Airline issues stark warning about the ‘profound effect’ Covid has had
Aer Lingus has suffered a €1bn swing in its net debt position, the same amount that it will soon need to spend to replace its fleet of 20 aging short-haul aircraft.
The now loss-making airline issued the stark warning in a Labour Court submission, and said that the damage it is has suffered from Covid meant that it is already unable to compete with Ryanair on European routes.
The revelations are part of a detailed submission to the Labour Court where it is currently locked in a process with trade union representatives of ground staff.
It has warned Siptu that failure by its members to accept the pay freeze and cutbacks it is seeking could see it adopting an outsourcing model, rather than the direct-employment model it currently operates for ground-handling.
“This is not, as has been suggested by some, an employer looking to maximise an opportunity. It is a necessity,” the airline warned.

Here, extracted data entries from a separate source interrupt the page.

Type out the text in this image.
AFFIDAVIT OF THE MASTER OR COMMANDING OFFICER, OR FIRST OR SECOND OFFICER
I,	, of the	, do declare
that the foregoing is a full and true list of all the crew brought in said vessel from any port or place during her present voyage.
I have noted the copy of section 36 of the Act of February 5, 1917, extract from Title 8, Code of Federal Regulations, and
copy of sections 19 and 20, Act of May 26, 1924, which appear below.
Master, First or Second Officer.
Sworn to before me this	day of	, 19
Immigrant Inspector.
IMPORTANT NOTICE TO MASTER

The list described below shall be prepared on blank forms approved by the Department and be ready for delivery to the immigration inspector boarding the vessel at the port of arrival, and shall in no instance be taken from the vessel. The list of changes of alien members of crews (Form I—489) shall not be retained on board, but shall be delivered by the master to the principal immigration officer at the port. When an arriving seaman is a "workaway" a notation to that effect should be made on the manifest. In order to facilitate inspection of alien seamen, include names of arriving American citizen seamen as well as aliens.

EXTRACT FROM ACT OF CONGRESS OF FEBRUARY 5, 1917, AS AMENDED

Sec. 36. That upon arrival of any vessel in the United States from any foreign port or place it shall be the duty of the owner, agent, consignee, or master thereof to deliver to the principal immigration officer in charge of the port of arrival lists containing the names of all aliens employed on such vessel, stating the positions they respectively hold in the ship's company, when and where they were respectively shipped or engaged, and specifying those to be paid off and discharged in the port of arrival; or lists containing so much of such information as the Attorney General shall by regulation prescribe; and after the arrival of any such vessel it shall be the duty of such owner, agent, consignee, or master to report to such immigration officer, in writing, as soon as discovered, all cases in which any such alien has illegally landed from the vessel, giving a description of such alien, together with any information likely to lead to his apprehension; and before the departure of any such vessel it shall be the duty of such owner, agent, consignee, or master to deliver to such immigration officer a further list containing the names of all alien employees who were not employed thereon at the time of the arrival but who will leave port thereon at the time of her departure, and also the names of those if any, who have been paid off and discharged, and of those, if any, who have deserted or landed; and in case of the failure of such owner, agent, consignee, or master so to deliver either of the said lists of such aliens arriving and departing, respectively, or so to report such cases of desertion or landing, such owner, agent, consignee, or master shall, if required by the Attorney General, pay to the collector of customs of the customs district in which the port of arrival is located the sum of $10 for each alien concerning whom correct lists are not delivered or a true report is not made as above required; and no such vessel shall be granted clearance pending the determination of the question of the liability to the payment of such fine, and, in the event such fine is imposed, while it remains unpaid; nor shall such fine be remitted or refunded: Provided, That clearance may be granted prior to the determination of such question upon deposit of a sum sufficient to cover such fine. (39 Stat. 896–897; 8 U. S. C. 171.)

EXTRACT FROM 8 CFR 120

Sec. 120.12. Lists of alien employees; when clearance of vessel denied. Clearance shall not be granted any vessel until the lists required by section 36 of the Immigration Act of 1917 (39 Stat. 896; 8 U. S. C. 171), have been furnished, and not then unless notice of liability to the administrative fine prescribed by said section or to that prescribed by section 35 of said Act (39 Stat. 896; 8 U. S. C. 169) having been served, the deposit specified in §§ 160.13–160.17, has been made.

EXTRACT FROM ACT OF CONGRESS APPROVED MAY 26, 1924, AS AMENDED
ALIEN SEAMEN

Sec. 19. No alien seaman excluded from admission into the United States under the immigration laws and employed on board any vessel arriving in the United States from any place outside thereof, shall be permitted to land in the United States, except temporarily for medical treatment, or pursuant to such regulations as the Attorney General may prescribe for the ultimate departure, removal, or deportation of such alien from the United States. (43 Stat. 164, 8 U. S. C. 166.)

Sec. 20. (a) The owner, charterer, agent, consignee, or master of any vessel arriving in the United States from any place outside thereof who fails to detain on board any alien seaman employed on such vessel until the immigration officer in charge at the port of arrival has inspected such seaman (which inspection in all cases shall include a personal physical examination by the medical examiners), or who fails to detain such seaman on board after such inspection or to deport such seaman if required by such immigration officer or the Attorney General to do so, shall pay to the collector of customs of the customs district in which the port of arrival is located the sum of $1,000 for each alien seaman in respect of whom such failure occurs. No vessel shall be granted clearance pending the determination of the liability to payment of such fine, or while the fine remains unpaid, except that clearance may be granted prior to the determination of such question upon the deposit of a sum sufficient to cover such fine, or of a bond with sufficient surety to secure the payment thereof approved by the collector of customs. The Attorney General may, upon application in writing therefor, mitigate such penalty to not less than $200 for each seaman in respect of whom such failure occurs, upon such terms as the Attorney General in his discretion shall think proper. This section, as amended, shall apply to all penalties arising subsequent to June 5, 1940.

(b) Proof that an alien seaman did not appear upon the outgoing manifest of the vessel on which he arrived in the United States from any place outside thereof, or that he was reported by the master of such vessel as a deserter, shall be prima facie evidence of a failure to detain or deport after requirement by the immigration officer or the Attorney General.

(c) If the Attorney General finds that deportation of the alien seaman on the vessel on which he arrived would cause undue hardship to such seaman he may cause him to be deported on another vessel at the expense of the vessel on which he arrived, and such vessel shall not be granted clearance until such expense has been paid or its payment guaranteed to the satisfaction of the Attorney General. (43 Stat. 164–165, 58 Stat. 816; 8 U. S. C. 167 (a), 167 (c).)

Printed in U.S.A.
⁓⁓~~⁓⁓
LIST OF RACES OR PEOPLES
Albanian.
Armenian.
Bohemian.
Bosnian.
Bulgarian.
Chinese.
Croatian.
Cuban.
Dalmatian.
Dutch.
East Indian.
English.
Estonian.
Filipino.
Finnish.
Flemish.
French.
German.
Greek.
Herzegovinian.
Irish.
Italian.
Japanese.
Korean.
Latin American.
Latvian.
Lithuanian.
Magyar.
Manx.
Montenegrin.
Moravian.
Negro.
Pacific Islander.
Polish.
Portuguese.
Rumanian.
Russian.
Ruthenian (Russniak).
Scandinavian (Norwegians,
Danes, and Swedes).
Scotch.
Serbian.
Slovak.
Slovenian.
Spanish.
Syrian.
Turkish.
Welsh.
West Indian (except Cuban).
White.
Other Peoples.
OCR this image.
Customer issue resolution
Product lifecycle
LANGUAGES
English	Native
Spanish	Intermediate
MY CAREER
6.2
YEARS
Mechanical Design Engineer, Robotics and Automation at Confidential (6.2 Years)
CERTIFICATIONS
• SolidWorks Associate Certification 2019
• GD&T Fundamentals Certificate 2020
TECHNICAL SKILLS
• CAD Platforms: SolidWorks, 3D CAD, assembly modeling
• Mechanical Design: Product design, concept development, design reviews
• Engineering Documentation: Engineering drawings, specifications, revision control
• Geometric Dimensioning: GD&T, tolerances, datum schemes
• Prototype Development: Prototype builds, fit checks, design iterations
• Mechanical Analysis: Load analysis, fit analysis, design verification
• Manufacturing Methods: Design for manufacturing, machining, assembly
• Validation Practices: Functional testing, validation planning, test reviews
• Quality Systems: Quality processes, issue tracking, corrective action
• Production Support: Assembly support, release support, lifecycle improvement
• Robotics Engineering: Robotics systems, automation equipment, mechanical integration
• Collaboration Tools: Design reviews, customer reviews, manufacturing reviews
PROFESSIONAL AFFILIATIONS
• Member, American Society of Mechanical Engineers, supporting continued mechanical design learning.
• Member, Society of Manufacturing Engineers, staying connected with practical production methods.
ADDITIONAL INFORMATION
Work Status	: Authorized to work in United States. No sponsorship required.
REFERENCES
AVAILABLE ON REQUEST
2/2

The airline outlined how it had experienced a more than €1bn swing from cash to net debt, and said its financial situation “will deteriorate further when the full-year results for 2021 are included”.
It had gone from being €277m cash positive at the end of 2019 to having net debt of €546m at the end of the first half of 2021, it said.
“That is a decline of €823m. When you factor in the profitability we would have expected to achieve in a normalised year (in 2019 it was €275m), that is a swing of over €1bn. This situation will deteriorate further when the full-year results for 2021 are included.
“To put that in a relevant context for you, that €1bn would have paid in full for an entire re-fleeting of our short-haul aircraft,” said the submission.
“Aer Lingus has had to add significant debt – €300m – purely to survive Covid. The terms of these debt structures are at commercial rates and therefore must be repaid with interest.
"This money must be repaid in the next three years and further debt may well be required if the new Omicron variant continues to seriously depress travel. Funding for aircraft re-fleeting is required on top of this, to ensure the long-term future of the business.
“Aer Lingus has the oldest short-haul fleet in the IAG group. Prior to the pandemic, this was the single greatest issue that the business needed to address. Aer Lingus needs to replace over 20 aircraft over the next eight years to avoid shrinking significantly. This will cost approximately $1bn.”
The airline warned that its short-haul operation had already decreased in size due to Covid – going from 37 aircraft in 2019 to 30 aircraft in 2022.
“The impact of the short-haul operation shrinking will also start to impede on our long-haul fleet growth, as the ability to connect into continental Europe is restricted. Either we can operate efficiently and profitably enough to finance this re-fleet, or we have far fewer airplanes and far fewer jobs,” it said.
Aer Lingus is also facing significant competitive pressure from Ryanair.
“Ryanair has been able to launch a far more extensive short-haul rebuild than us. This is because they have a cost base that allows them to put really low fares in the market to drive demand. We cannot put capacity in the market at these prices – it would only add to our losses.”
The airline blamed Irish Covid restrictions that were much more rigid than elsewhere, saying “our capacity, our load factors and our forward bookings remain well below where they need to be.”
In its peak month of August 2021, its capacity had reached just 30pc – even after EU travel had reopened in July.
“While the US did open again on November 8 and we did experience a pick-up in numbers (off a very low base), our booked loads for the coming winter season are significantly below break-even for the vast majority of our routes. Our forward bookings for the coming months also remain far below normal levels.
"This was the case before the recent Omicron developments and therefore this position is likely to be further exacerbated.”
It said despite offering “extremely competitive” round-trip fares to Newark of €208 and €317 to Orlando, it still had “lots of capacity”.
“People are not booking at this point. Very few want to travel this winter. The level of losses will significantly exceed anything we have seen before,” it said.
Although it planned getting back to 80pc of normal capacity by March and was continuing to add capacity to protect slots, if uncertainty continued into January “we may be forced to revisit our operational plans” for the rest of 2022.
“We are attempting to rebuild in a very uncertain world – and nonetheless we remain ambitious for a more normal summer in 2022. The alternative is unthinkable.”
The detailed warning to the Labour Court about the future of the airline was in response to the refusal by staff at Dublin Airport to accept three elements of an overall structural change plan already agreed by cabin crew and pilots.
Ground staff, who spent much of the past two years on greatly reduced wages, have refused to accept a pay freeze, a 10pc reduction in roster duty allowance payments, and the removal of a scheme that incentivised staff to charge passengers for excess baggage.